Wednesday, August 09, 2006


Thomas Barger was one of the early pioneers who came to Arabia in 1937 to explore for oil. He retired 32 years later as CEO of Aramco. I remember first reading about him in an article appearing in ArabNews that talked about a book published by his son. It is a collection of letters he wrote to his wife while living in Arabia some 67 years ago. Being fascinated with such material, I went right ahead to Jarir bookstore in AlKhobar to buy the book. I had to wait for several weeks before getting the book …. I was very pleased with what I got. You see .. I have this .. passion for material relating to the recent history of this land. It developed over the last several years.

So much for that .. I will talk more about the book later, but for now I will mention that there was a picture Barger took for the town of Marat in 1939. Here is an excerpt of what he had to say about it:

“The sand in the backcountry is the reddest I've ever seen; it practically glows in the red down. There are high, bold hills with real cliffs on them rising six to eight hundred feet above the plains on the westward faces. We did not pass through many towns, but one, Marat, was as picturesque as you could wish. The earth is a reddish clay, and just outside the town is a high jabal that we climbed. We took pictures of the town spread out below us with its red-turreted walls, green gardens scattered over the plain, and the great pool in which they gather rainwater by a system of ditches."

I wanted to go to the place and see if I could recognize the surroundings. Armed with the picture, I headed with my partner, Hamad, to the town of Marat to see if we could find the jabal from which the picture was taken. The mountain range in the background was our reference point.

To our pleasant surprise, not only we were able to find the jabal but also recognize many of the features in the picture which are still standing today. The pool mentioned in the manuscript is still visible today as it was 67 years ago (lower left portion). Remains of the watchtower can be seen in the center right portion. In front of the watch tower (adjacent to the pool) is an empty ground that is still empty today. If you look closely, you could even see one of the ditches –encircled- ( no, we didn't hide the cache there but it was tempting and worth looking into).

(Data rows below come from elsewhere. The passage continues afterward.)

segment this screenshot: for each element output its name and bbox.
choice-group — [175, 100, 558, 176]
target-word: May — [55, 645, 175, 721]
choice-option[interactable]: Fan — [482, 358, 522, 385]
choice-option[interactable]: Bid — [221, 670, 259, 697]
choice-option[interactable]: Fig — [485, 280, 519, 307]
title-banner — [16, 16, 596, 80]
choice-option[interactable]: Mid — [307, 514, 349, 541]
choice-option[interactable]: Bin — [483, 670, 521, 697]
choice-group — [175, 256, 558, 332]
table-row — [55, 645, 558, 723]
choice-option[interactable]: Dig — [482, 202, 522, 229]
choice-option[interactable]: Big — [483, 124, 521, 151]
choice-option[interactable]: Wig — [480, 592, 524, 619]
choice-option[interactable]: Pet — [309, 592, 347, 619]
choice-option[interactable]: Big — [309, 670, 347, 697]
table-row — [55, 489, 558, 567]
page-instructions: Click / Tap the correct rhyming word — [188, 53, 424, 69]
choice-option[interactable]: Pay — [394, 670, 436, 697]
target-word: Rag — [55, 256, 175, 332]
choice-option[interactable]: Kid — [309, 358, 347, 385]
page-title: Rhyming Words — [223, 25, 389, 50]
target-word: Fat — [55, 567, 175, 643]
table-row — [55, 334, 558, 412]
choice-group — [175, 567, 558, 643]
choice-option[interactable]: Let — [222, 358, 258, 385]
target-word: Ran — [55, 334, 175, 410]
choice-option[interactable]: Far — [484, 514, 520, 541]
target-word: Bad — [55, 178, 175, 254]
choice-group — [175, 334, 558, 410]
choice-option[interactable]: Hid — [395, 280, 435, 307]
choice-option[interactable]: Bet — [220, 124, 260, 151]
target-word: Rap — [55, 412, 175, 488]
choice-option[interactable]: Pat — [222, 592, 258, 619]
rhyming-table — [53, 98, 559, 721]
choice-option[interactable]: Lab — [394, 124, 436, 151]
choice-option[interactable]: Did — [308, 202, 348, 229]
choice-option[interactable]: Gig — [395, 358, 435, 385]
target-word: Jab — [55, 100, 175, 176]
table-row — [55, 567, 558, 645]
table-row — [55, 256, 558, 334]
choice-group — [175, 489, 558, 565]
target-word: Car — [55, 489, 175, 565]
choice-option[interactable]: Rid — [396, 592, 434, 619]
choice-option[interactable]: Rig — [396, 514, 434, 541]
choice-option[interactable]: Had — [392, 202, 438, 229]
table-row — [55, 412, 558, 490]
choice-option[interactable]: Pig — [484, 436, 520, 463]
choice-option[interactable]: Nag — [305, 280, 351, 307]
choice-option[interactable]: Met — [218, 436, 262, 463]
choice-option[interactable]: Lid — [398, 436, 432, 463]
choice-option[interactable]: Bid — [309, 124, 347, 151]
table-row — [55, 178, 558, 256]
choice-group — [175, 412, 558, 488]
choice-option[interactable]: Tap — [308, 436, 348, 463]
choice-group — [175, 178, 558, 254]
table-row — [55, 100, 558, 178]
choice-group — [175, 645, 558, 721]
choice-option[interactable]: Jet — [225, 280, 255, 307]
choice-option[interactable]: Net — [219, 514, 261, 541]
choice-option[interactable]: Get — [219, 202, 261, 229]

The mountain was referred to as Jabal Marat by Barger and is the famous Jabal Kumait. The view from the top is superb and is a good family fun – If you have the original picture, bring with you & try playing "Find the differences". I stashed the cache in one of the old mud buildings appearing in the picture .. we were glad to see the ruins still standing and I wish the municipality restore them and keep them maintained.

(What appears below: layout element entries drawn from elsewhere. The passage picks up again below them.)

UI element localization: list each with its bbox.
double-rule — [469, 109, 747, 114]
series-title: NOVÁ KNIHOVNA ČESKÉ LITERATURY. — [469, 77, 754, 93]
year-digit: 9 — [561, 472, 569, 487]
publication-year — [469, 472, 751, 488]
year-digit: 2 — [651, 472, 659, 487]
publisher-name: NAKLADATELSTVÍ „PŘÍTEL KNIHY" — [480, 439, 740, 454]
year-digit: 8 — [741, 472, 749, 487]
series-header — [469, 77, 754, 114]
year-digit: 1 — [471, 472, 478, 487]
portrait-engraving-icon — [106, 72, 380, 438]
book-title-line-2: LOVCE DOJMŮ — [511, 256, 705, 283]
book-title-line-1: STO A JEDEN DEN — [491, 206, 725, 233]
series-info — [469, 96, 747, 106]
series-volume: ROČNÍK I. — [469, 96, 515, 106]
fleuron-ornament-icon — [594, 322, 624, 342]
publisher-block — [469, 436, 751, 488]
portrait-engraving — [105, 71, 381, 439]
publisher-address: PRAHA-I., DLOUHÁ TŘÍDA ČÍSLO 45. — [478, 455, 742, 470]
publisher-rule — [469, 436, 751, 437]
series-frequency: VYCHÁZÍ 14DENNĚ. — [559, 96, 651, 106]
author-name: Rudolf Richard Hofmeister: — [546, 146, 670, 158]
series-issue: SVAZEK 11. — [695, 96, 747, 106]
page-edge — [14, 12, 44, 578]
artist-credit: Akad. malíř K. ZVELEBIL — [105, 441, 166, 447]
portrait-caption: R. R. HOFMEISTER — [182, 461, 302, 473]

Here is an article I wrote for the Today's Cacher on the subject.

Monday, August 07, 2006

Ok .. I must admit, I don’t like writing. I’m kind of .. lazy. Yeepp, I’m already feeling tired. But I still like to talk about this hobby of mine called geocaching. It is the sport where You are the search engine.

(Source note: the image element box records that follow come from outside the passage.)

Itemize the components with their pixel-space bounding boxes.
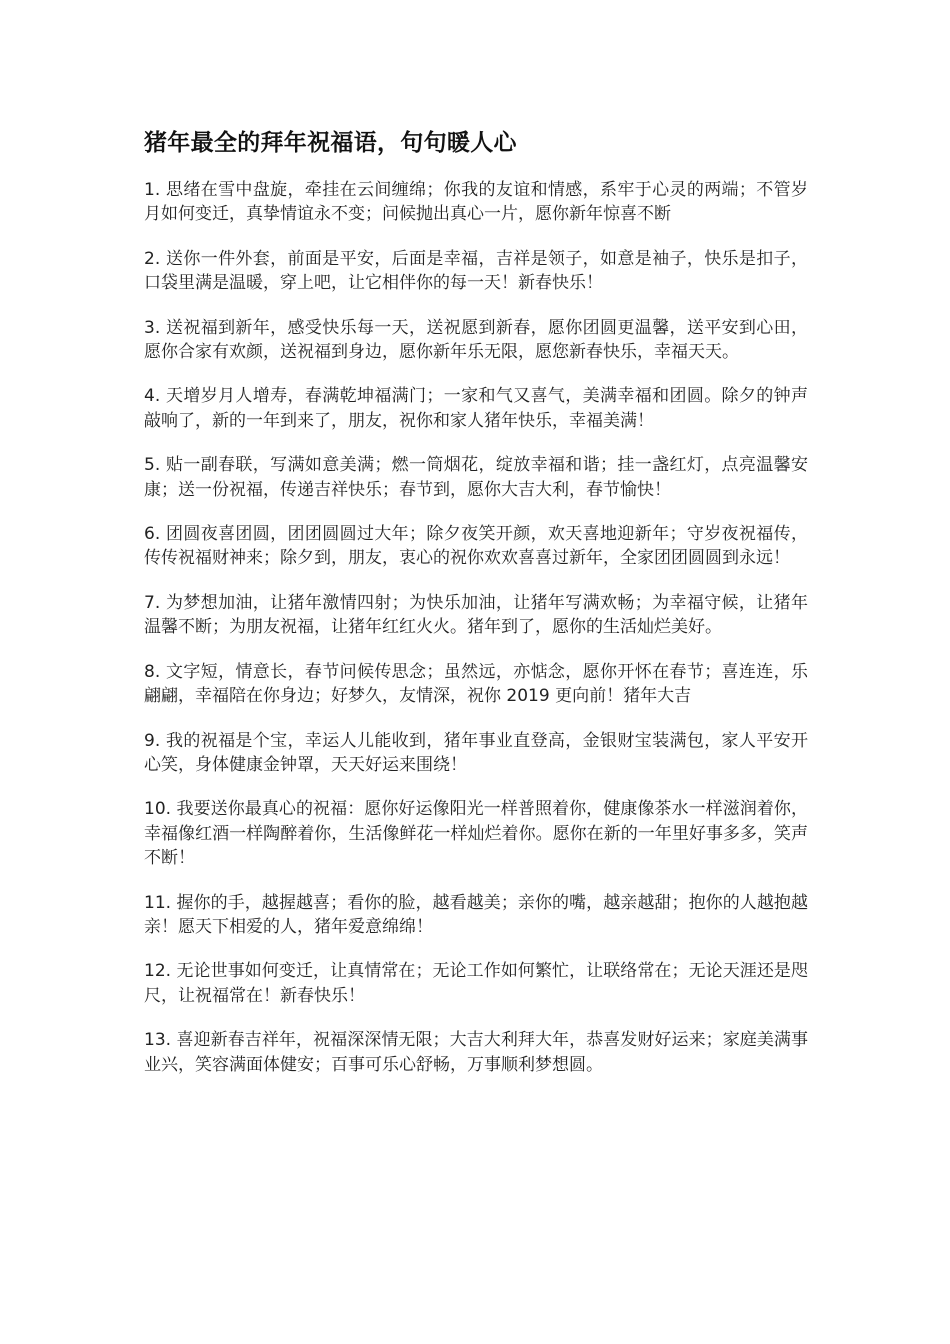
document-page [144,128,808,1097]
document-title: 猪年最全的拜年祝福语，句句暖人心 [144,130,517,156]
greeting-item: 1. 思绪在雪中盘旋，牵挂在云间缠绵；你我的友谊和情感，系牢于心灵的两端；不管岁月如何变迁，真挚情谊永不变；问候抛出真心一片，愿你新年惊喜不断 [144,180,808,225]
greeting-item: 13. 喜迎新春吉祥年，祝福深深情无限；大吉大利拜大年，恭喜发财好运来；家庭美满事业兴，笑容满面体健安；百事可乐心舒畅，万事顺利梦想圆。 [144,1030,808,1075]
greetings-list [144,178,808,1077]
greeting-item: 5. 贴一副春联，写满如意美满；燃一筒烟花，绽放幸福和谐；挂一盏红灯，点亮温馨安康；送一份祝福，传递吉祥快乐；春节到，愿你大吉大利，春节愉快！ [144,455,808,500]
greeting-item: 3. 送祝福到新年，感受快乐每一天，送祝愿到新春，愿你团圆更温馨，送平安到心田，愿你合家有欢颜，送祝福到身边，愿你新年乐无限，愿您新春快乐，幸福天天。 [144,317,808,363]
greeting-item: 11. 握你的手，越握越喜；看你的脸，越看越美；亲你的嘴，越亲越甜；抱你的人越抱越亲！愿天下相爱的人，猪年爱意绵绵！ [144,892,808,937]
greeting-item: 10. 我要送你最真心的祝福：愿你好运像阳光一样普照着你，健康像茶水一样滋润着你，幸福像红酒一样陶醉着你，生活像鲜花一样灿烂着你。愿你在新的一年里好事多多，笑声不断！ [144,799,808,869]
greeting-item: 2. 送你一件外套，前面是平安，后面是幸福，吉祥是领子，如意是袖子，快乐是扣子，口袋里满是温暖，穿上吧，让它相伴你的每一天！新春快乐！ [144,248,808,294]
greeting-item: 8. 文字短，情意长，春节问候传思念；虽然远，亦惦念，愿你开怀在春节；喜连连，乐翩翩，幸福陪在你身边；好梦久，友情深，祝你 2019 更向前！猪年大吉 [144,661,808,707]
greeting-item: 7. 为梦想加油，让猪年激情四射；为快乐加油，让猪年写满欢畅；为幸福守候，让猪年温馨不断；为朋友祝福，让猪年红红火火。猪年到了，愿你的生活灿烂美好。 [144,592,808,638]
greeting-item: 9. 我的祝福是个宝，幸运人儿能收到，猪年事业直登高，金银财宝装满包，家人平安开心笑，身体健康金钟罩，天天好运来围绕！ [144,730,808,775]
greeting-item: 12. 无论世事如何变迁，让真情常在；无论工作如何繁忙，让联络常在；无论天涯还是咫尺，让祝福常在！新春快乐！ [144,961,808,1006]
greeting-item: 4. 天增岁月人增寿，春满乾坤福满门；一家和气又喜气，美满幸福和团圆。除夕的钟声敲响了，新的一年到来了，朋友，祝你和家人猪年快乐，幸福美满！ [144,386,808,431]
greeting-item: 6. 团圆夜喜团圆，团团圆圆过大年；除夕夜笑开颜，欢天喜地迎新年；守岁夜祝福传，传传祝福财神来；除夕到，朋友，衷心的祝你欢欢喜喜过新年，全家团团圆圆到永远！ [144,524,808,569]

So far, I found 60 caches and hidden 24. Each cache has a story of its own. To talk about these stories and a little more, I created this blog. I will start with the most recent caches and work my way backward in time.


I have heard and read about the cannibals or Solou cave near the little village of Barrah but never knew where it lies till I came across a post in Mekshat. It gave the coordinates of the cave and so I planned the trip with my partner and cousin Hamad. The story is interesting and and will work great for a Hollywood horror movie .. something like the Texas Chain saw massacre. It is spelled out in my cache listing.

As part of our normal routine, I checked out the general area and entered the coordinates in my new GPS unit that I bought recently. Thanks to google earth, I can now study the cache area and plan my route before jumping into my car. Since it was summer time, we head for our target in the afternoon after passing by Azizyyah store on Takhassisi road to stock on food, basically two salads and lots of cold beverages.

The cave is about 1hour drive from Riyadh heading north west. Driving was mainly on paved road except for the last 8km or so. The cave lies in the Aried mountain which stands out of the flat plains between Barrah/Raghabah on the east and Marat on the west. After some off road driving, we parked our car and walked for about 15minutes to reach the cave. It is hidden from the view and so I stashed my cache and left just in time before the cannibals return. :)

Naturally, we were not in the mood to eat but since meat was not on the menu, we decided to have our salads anyway. We finished our trip by enjoying the sunset over the red dunes to the west .. the atmosphere was absolutely beautiful .. the night was clear and calm, we spent the next 3 hours on the wadi floor, gazing at the stars and listening to the filtered voice of Fairouz and her music.